Probably all the inebriate asylums of the United States do not contain 250 inmates, a very small datum to draw heavy conclusions from. We have larger material than that in the inebriate asylums of our own country, from which we might, if we took the trouble, obtain trustworthy statistics. I do not know what the statistics of permanent reform in them may be, although, judging from the freely expressed opinions of medical men, they are by no means encouraging. The superintendent of one of the best of them, however, let me a little behind the scene as to what became of his old patients. He told me that the number of patients who passed through his house during the year was considerable, that not a week passed without patients going out and new ones coming in, and that of those whose history he had been able to follow, a very large proportion died within two years; and this is exactly what a physician would expect.

Finally, I think we have no data which would justify us in appealing to the legislature for a new law, which would curtail in a most anomalous manner the liberty of the subject, on the plea of promoting the cure of habitual drunkenness. I do not think this fear of interference with the liberty of the subject “balderdash,” as it was called at the British Medical Association meeting. Habitual drunkenness which can be distinguished as a form of mental disease can be dealt with under the lunacy laws. A London physician told the Parliamentary Committee that he had a great many such patients in his private asylum. “Perhaps there had been a little undue straining of the law to receive them,” but there had been “faint scintillations of aberration,” &c, which justified the medical man in certifying the insanity.

There need, however, be no straining of the lunacy laws when any real symptoms of insanity coexist with habitual drunkenness; though as a matter of convenience, regarding the detail of treatment, such cases might perhaps be classified apart, either in separate wards or in a separate asylum.

It is no part of the duty of the State to deal by penal enactments with intentions and dispositions, and therefore, in dealing with drunkenness, it can only regard the overt act. Mr. Hill, the late recorder of Birmingham, once proposed that it should be made legal for the police to secure and detain all the wellknown habitual criminals of that town, forming an extremely small fractional part of its inhabitants, by which preventive measure he showed that crime with all its consequences could be almost abolished; but the mischief and danger of punishing a man for what he might do in the future was at once recognized.

The overt acts of the drunkard ought to be punished in such a way as to make them a real warning, and especially the act of public drunkenness,which is a kind of indecent exposure; also failure through drunkenness to maintain children, and indeed all drunken conduct which invades the rights of others; and there can be no just reason why the punishment for such acts should not be accumulative.

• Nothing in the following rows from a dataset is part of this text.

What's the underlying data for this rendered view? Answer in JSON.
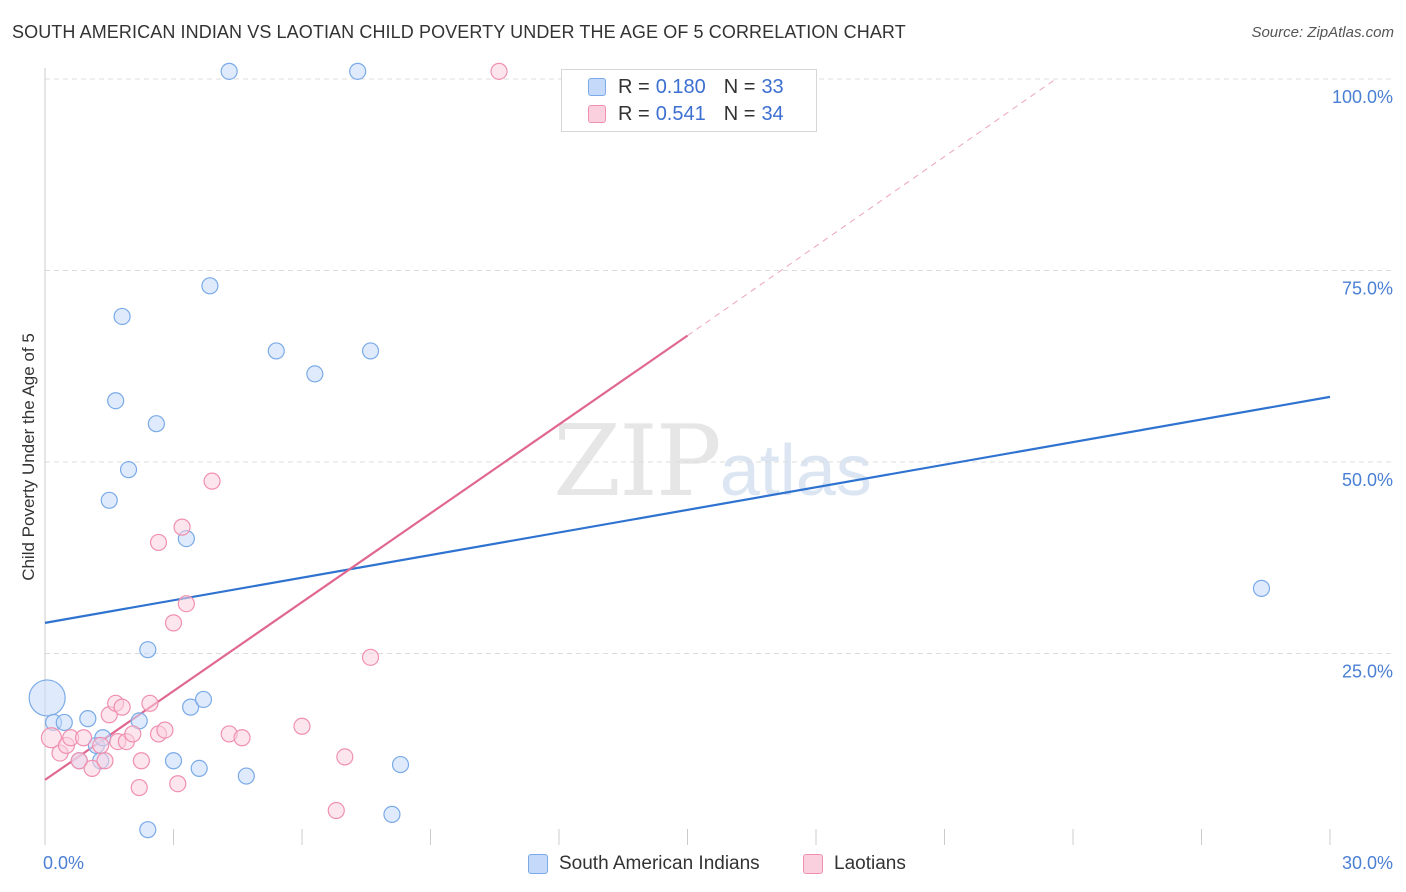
{
  "header": {
    "title": "SOUTH AMERICAN INDIAN VS LAOTIAN CHILD POVERTY UNDER THE AGE OF 5 CORRELATION CHART",
    "source": "Source: ZipAtlas.com"
  },
  "watermark": {
    "zip": "ZIP",
    "atlas": "atlas"
  },
  "legend": {
    "rows": [
      {
        "r_label": "R =",
        "r_value": "0.180",
        "n_label": "N =",
        "n_value": "33",
        "color": "#7aaae8",
        "fill": "#c5dafa"
      },
      {
        "r_label": "R =",
        "r_value": "0.541",
        "n_label": "N =",
        "n_value": "34",
        "color": "#f090b0",
        "fill": "#fbd0de"
      }
    ]
  },
  "bottom_legend": [
    {
      "label": "South American Indians",
      "color": "#7aaae8",
      "fill": "#c5dafa"
    },
    {
      "label": "Laotians",
      "color": "#f090b0",
      "fill": "#fbd0de"
    }
  ],
  "chart_data": {
    "type": "scatter",
    "title": "SOUTH AMERICAN INDIAN VS LAOTIAN CHILD POVERTY UNDER THE AGE OF 5 CORRELATION CHART",
    "xlabel": "",
    "ylabel": "Child Poverty Under the Age of 5",
    "xlim": [
      0,
      30
    ],
    "ylim": [
      0,
      100
    ],
    "x_tick_labels": [
      {
        "value": 0,
        "label": "0.0%"
      },
      {
        "value": 30,
        "label": "30.0%"
      }
    ],
    "y_tick_labels": [
      {
        "value": 25,
        "label": "25.0%"
      },
      {
        "value": 50,
        "label": "50.0%"
      },
      {
        "value": 75,
        "label": "75.0%"
      },
      {
        "value": 100,
        "label": "100.0%"
      }
    ],
    "grid": true,
    "series": [
      {
        "name": "South American Indians",
        "color": "#7aaae8",
        "fill": "#c5dafa",
        "line_color": "#2f73d0",
        "trend": {
          "x": [
            0,
            30
          ],
          "y": [
            29,
            58.5
          ],
          "dashed_extension": false
        },
        "points": [
          [
            0.05,
            19.2,
            18
          ],
          [
            0.2,
            16,
            8
          ],
          [
            0.45,
            16,
            8
          ],
          [
            1.0,
            16.5,
            8
          ],
          [
            0.8,
            11,
            8
          ],
          [
            1.2,
            13,
            8
          ],
          [
            1.3,
            11,
            8
          ],
          [
            1.35,
            14,
            8
          ],
          [
            2.2,
            16.2,
            8
          ],
          [
            3.0,
            11,
            8
          ],
          [
            3.6,
            10,
            8
          ],
          [
            2.4,
            2,
            8
          ],
          [
            4.7,
            9,
            8
          ],
          [
            8.1,
            4,
            8
          ],
          [
            8.3,
            10.5,
            8
          ],
          [
            3.4,
            18,
            8
          ],
          [
            3.3,
            40,
            8
          ],
          [
            3.7,
            19,
            8
          ],
          [
            2.4,
            25.5,
            8
          ],
          [
            1.5,
            45,
            8
          ],
          [
            1.95,
            49,
            8
          ],
          [
            1.65,
            58,
            8
          ],
          [
            2.6,
            55,
            8
          ],
          [
            1.8,
            69,
            8
          ],
          [
            3.85,
            73,
            8
          ],
          [
            5.4,
            64.5,
            8
          ],
          [
            6.3,
            61.5,
            8
          ],
          [
            7.6,
            64.5,
            8
          ],
          [
            4.3,
            101,
            8
          ],
          [
            7.3,
            101,
            8
          ],
          [
            28.4,
            33.5,
            8
          ]
        ]
      },
      {
        "name": "Laotians",
        "color": "#f090b0",
        "fill": "#fbd0de",
        "line_color": "#e06890",
        "trend": {
          "x": [
            0,
            15
          ],
          "y": [
            8.5,
            66.5
          ],
          "dashed_extension": true,
          "dashed_to": [
            23.6,
            100
          ]
        },
        "points": [
          [
            0.15,
            14,
            10
          ],
          [
            0.35,
            12,
            8
          ],
          [
            0.5,
            13,
            8
          ],
          [
            0.6,
            14,
            8
          ],
          [
            0.8,
            11,
            8
          ],
          [
            0.9,
            14,
            8
          ],
          [
            1.1,
            10,
            8
          ],
          [
            1.3,
            13,
            8
          ],
          [
            1.4,
            11,
            8
          ],
          [
            1.5,
            17,
            8
          ],
          [
            1.65,
            18.5,
            8
          ],
          [
            1.7,
            13.5,
            8
          ],
          [
            1.9,
            13.5,
            8
          ],
          [
            1.8,
            18,
            8
          ],
          [
            2.05,
            14.5,
            8
          ],
          [
            2.25,
            11,
            8
          ],
          [
            2.45,
            18.5,
            8
          ],
          [
            2.65,
            14.5,
            8
          ],
          [
            2.8,
            15,
            8
          ],
          [
            2.2,
            7.5,
            8
          ],
          [
            3.1,
            8,
            8
          ],
          [
            3.0,
            29,
            8
          ],
          [
            3.2,
            41.5,
            8
          ],
          [
            3.3,
            31.5,
            8
          ],
          [
            2.65,
            39.5,
            8
          ],
          [
            3.9,
            47.5,
            8
          ],
          [
            4.3,
            14.5,
            8
          ],
          [
            4.6,
            14,
            8
          ],
          [
            6.0,
            15.5,
            8
          ],
          [
            7.0,
            11.5,
            8
          ],
          [
            6.8,
            4.5,
            8
          ],
          [
            7.6,
            24.5,
            8
          ],
          [
            10.6,
            101,
            8
          ]
        ]
      }
    ]
  }
}
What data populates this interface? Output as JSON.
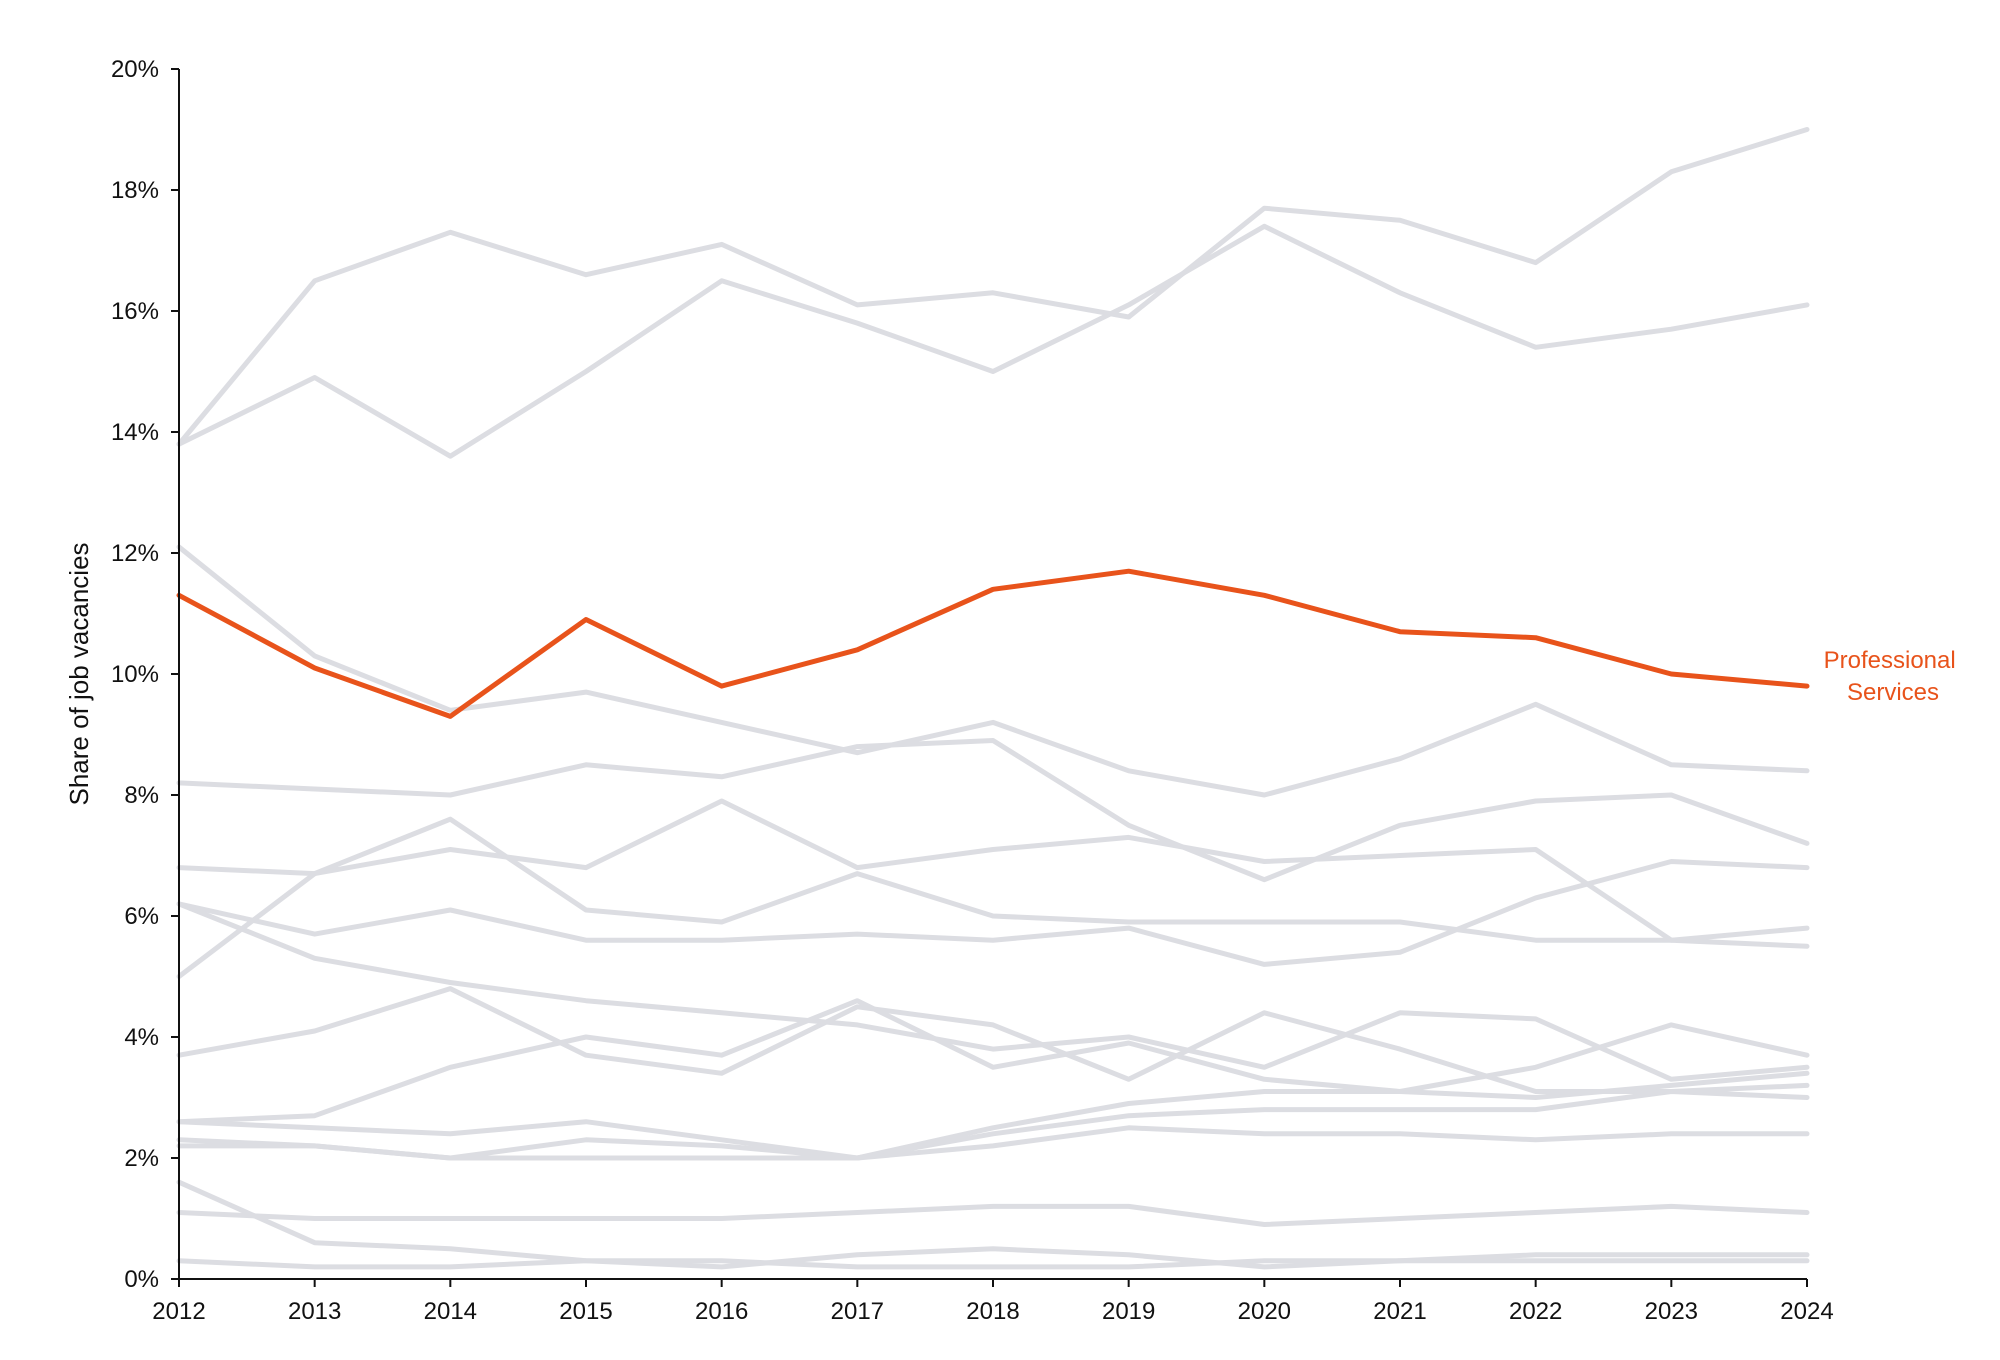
{
  "chart_data": {
    "type": "line",
    "title": "",
    "xlabel": "",
    "ylabel": "Share of job vacancies",
    "x": [
      2012,
      2013,
      2014,
      2015,
      2016,
      2017,
      2018,
      2019,
      2020,
      2021,
      2022,
      2023,
      2024
    ],
    "xlim": [
      2012,
      2024
    ],
    "ylim": [
      0,
      20
    ],
    "y_ticks": [
      "0%",
      "2%",
      "4%",
      "6%",
      "8%",
      "10%",
      "12%",
      "14%",
      "16%",
      "18%",
      "20%"
    ],
    "x_ticks": [
      "2012",
      "2013",
      "2014",
      "2015",
      "2016",
      "2017",
      "2018",
      "2019",
      "2020",
      "2021",
      "2022",
      "2023",
      "2024"
    ],
    "grid": false,
    "legend": "none",
    "colors": {
      "highlight": "#e8531b",
      "background_series": "#dcdde2",
      "axis": "#111111"
    },
    "highlight_label": [
      "Professional",
      "Services"
    ],
    "series": [
      {
        "name": "Professional Services",
        "highlight": true,
        "values": [
          11.3,
          10.1,
          9.3,
          10.9,
          9.8,
          10.4,
          11.4,
          11.7,
          11.3,
          10.7,
          10.6,
          10.0,
          9.8
        ]
      },
      {
        "values": [
          13.8,
          16.5,
          17.3,
          16.6,
          17.1,
          16.1,
          16.3,
          15.9,
          17.7,
          17.5,
          16.8,
          18.3,
          19.0
        ]
      },
      {
        "values": [
          13.8,
          14.9,
          13.6,
          15.0,
          16.5,
          15.8,
          15.0,
          16.1,
          17.4,
          16.3,
          15.4,
          15.7,
          16.1
        ]
      },
      {
        "values": [
          12.1,
          10.3,
          9.4,
          9.7,
          9.2,
          8.7,
          9.2,
          8.4,
          8.0,
          8.6,
          9.5,
          8.5,
          8.4
        ]
      },
      {
        "values": [
          8.2,
          8.1,
          8.0,
          8.5,
          8.3,
          8.8,
          8.9,
          7.5,
          6.6,
          7.5,
          7.9,
          8.0,
          7.2
        ]
      },
      {
        "values": [
          6.8,
          6.7,
          7.1,
          6.8,
          7.9,
          6.8,
          7.1,
          7.3,
          6.9,
          7.0,
          7.1,
          5.6,
          5.8
        ]
      },
      {
        "values": [
          5.0,
          6.7,
          7.6,
          6.1,
          5.9,
          6.7,
          6.0,
          5.9,
          5.9,
          5.9,
          5.6,
          5.6,
          5.5
        ]
      },
      {
        "values": [
          6.2,
          5.7,
          6.1,
          5.6,
          5.6,
          5.7,
          5.6,
          5.8,
          5.2,
          5.4,
          6.3,
          6.9,
          6.8
        ]
      },
      {
        "values": [
          6.2,
          5.3,
          4.9,
          4.6,
          4.4,
          4.2,
          3.8,
          4.0,
          3.5,
          4.4,
          4.3,
          3.3,
          3.5
        ]
      },
      {
        "values": [
          3.7,
          4.1,
          4.8,
          3.7,
          3.4,
          4.5,
          4.2,
          3.3,
          4.4,
          3.8,
          3.1,
          3.1,
          3.2
        ]
      },
      {
        "values": [
          2.6,
          2.7,
          3.5,
          4.0,
          3.7,
          4.6,
          3.5,
          3.9,
          3.3,
          3.1,
          3.5,
          4.2,
          3.7
        ]
      },
      {
        "values": [
          2.6,
          2.5,
          2.4,
          2.6,
          2.3,
          2.0,
          2.5,
          2.9,
          3.1,
          3.1,
          3.0,
          3.2,
          3.4
        ]
      },
      {
        "values": [
          2.3,
          2.2,
          2.0,
          2.3,
          2.2,
          2.0,
          2.4,
          2.7,
          2.8,
          2.8,
          2.8,
          3.1,
          3.0
        ]
      },
      {
        "values": [
          2.2,
          2.2,
          2.0,
          2.0,
          2.0,
          2.0,
          2.2,
          2.5,
          2.4,
          2.4,
          2.3,
          2.4,
          2.4
        ]
      },
      {
        "values": [
          1.1,
          1.0,
          1.0,
          1.0,
          1.0,
          1.1,
          1.2,
          1.2,
          0.9,
          1.0,
          1.1,
          1.2,
          1.1
        ]
      },
      {
        "values": [
          1.6,
          0.6,
          0.5,
          0.3,
          0.2,
          0.4,
          0.5,
          0.4,
          0.2,
          0.3,
          0.3,
          0.3,
          0.3
        ]
      },
      {
        "values": [
          0.3,
          0.2,
          0.2,
          0.3,
          0.3,
          0.2,
          0.2,
          0.2,
          0.3,
          0.3,
          0.4,
          0.4,
          0.4
        ]
      }
    ]
  }
}
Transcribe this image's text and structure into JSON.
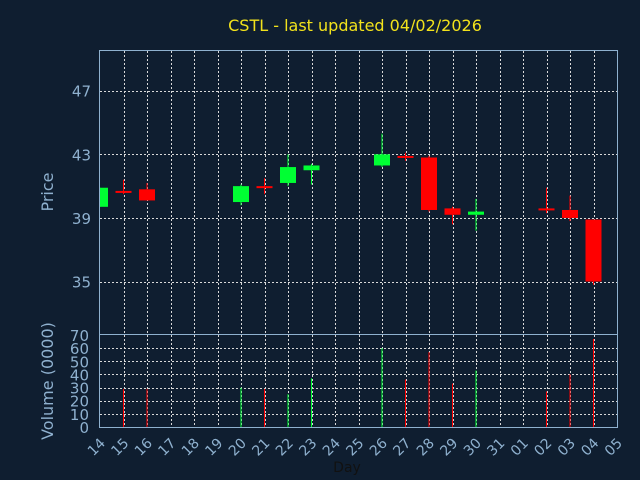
{
  "chart_data": {
    "type": "candlestick",
    "title": "CSTL - last updated 04/02/2026",
    "xlabel": "Day",
    "price_panel": {
      "ylabel": "Price",
      "ylim": [
        31.7,
        49.5
      ],
      "yticks": [
        35,
        39,
        43,
        47
      ],
      "grid": true
    },
    "volume_panel": {
      "ylabel": "Volume (0000)",
      "ylim": [
        0,
        70
      ],
      "yticks": [
        0,
        10,
        20,
        30,
        40,
        50,
        60,
        70
      ],
      "grid": true
    },
    "x_ticks": [
      "14",
      "15",
      "16",
      "17",
      "18",
      "19",
      "20",
      "21",
      "22",
      "23",
      "24",
      "25",
      "26",
      "27",
      "28",
      "29",
      "30",
      "31",
      "01",
      "02",
      "03",
      "04",
      "05"
    ],
    "candles": [
      {
        "x": 0.0,
        "open": 39.7,
        "high": 40.9,
        "low": 39.7,
        "close": 40.9,
        "volume": 0
      },
      {
        "x": 1.0,
        "open": 40.7,
        "high": 41.4,
        "low": 40.5,
        "close": 40.6,
        "volume": 29
      },
      {
        "x": 2.0,
        "open": 40.8,
        "high": 41.2,
        "low": 40.1,
        "close": 40.1,
        "volume": 29
      },
      {
        "x": 6.0,
        "open": 40.0,
        "high": 41.1,
        "low": 39.8,
        "close": 41.0,
        "volume": 30
      },
      {
        "x": 7.0,
        "open": 41.0,
        "high": 41.5,
        "low": 40.5,
        "close": 40.9,
        "volume": 29
      },
      {
        "x": 8.0,
        "open": 41.2,
        "high": 43.0,
        "low": 41.0,
        "close": 42.2,
        "volume": 25
      },
      {
        "x": 9.0,
        "open": 42.0,
        "high": 42.4,
        "low": 41.1,
        "close": 42.3,
        "volume": 37
      },
      {
        "x": 12.0,
        "open": 42.3,
        "high": 44.3,
        "low": 42.2,
        "close": 43.0,
        "volume": 60
      },
      {
        "x": 13.0,
        "open": 42.9,
        "high": 43.1,
        "low": 42.6,
        "close": 42.8,
        "volume": 36
      },
      {
        "x": 14.0,
        "open": 42.8,
        "high": 42.9,
        "low": 39.4,
        "close": 39.5,
        "volume": 57
      },
      {
        "x": 15.0,
        "open": 39.6,
        "high": 39.7,
        "low": 38.6,
        "close": 39.2,
        "volume": 33
      },
      {
        "x": 16.0,
        "open": 39.2,
        "high": 40.2,
        "low": 38.2,
        "close": 39.4,
        "volume": 43
      },
      {
        "x": 19.0,
        "open": 39.6,
        "high": 40.9,
        "low": 39.3,
        "close": 39.5,
        "volume": 27
      },
      {
        "x": 20.0,
        "open": 39.5,
        "high": 40.4,
        "low": 38.8,
        "close": 39.0,
        "volume": 40
      },
      {
        "x": 21.0,
        "open": 38.9,
        "high": 38.9,
        "low": 34.8,
        "close": 35.0,
        "volume": 67
      }
    ],
    "colors": {
      "background": "#0f1e30",
      "up": "#00ff33",
      "down": "#ff0000",
      "axis": "#8fb1cf",
      "title": "#f2e21c",
      "grid": "#d9d9d9"
    }
  }
}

It is unreasonable that magistrates should have to commit the same person from fifty to a hundred times for a constantly-repeated offence, and the remedy would appear to be a
penitentiary
for habitual drunkard offenders, in which they should be compelled to earn their maintenance, and from which they should be released
on trial,
and live for a time under the surveillance of the police.

Until some evidence has been procured that adult drunkards are capable of being reformed, all public money expended on
reformatories
ought to be devoted to the reformation of the young whose vices and crimes are to so great an extent the effect of parental intemperance.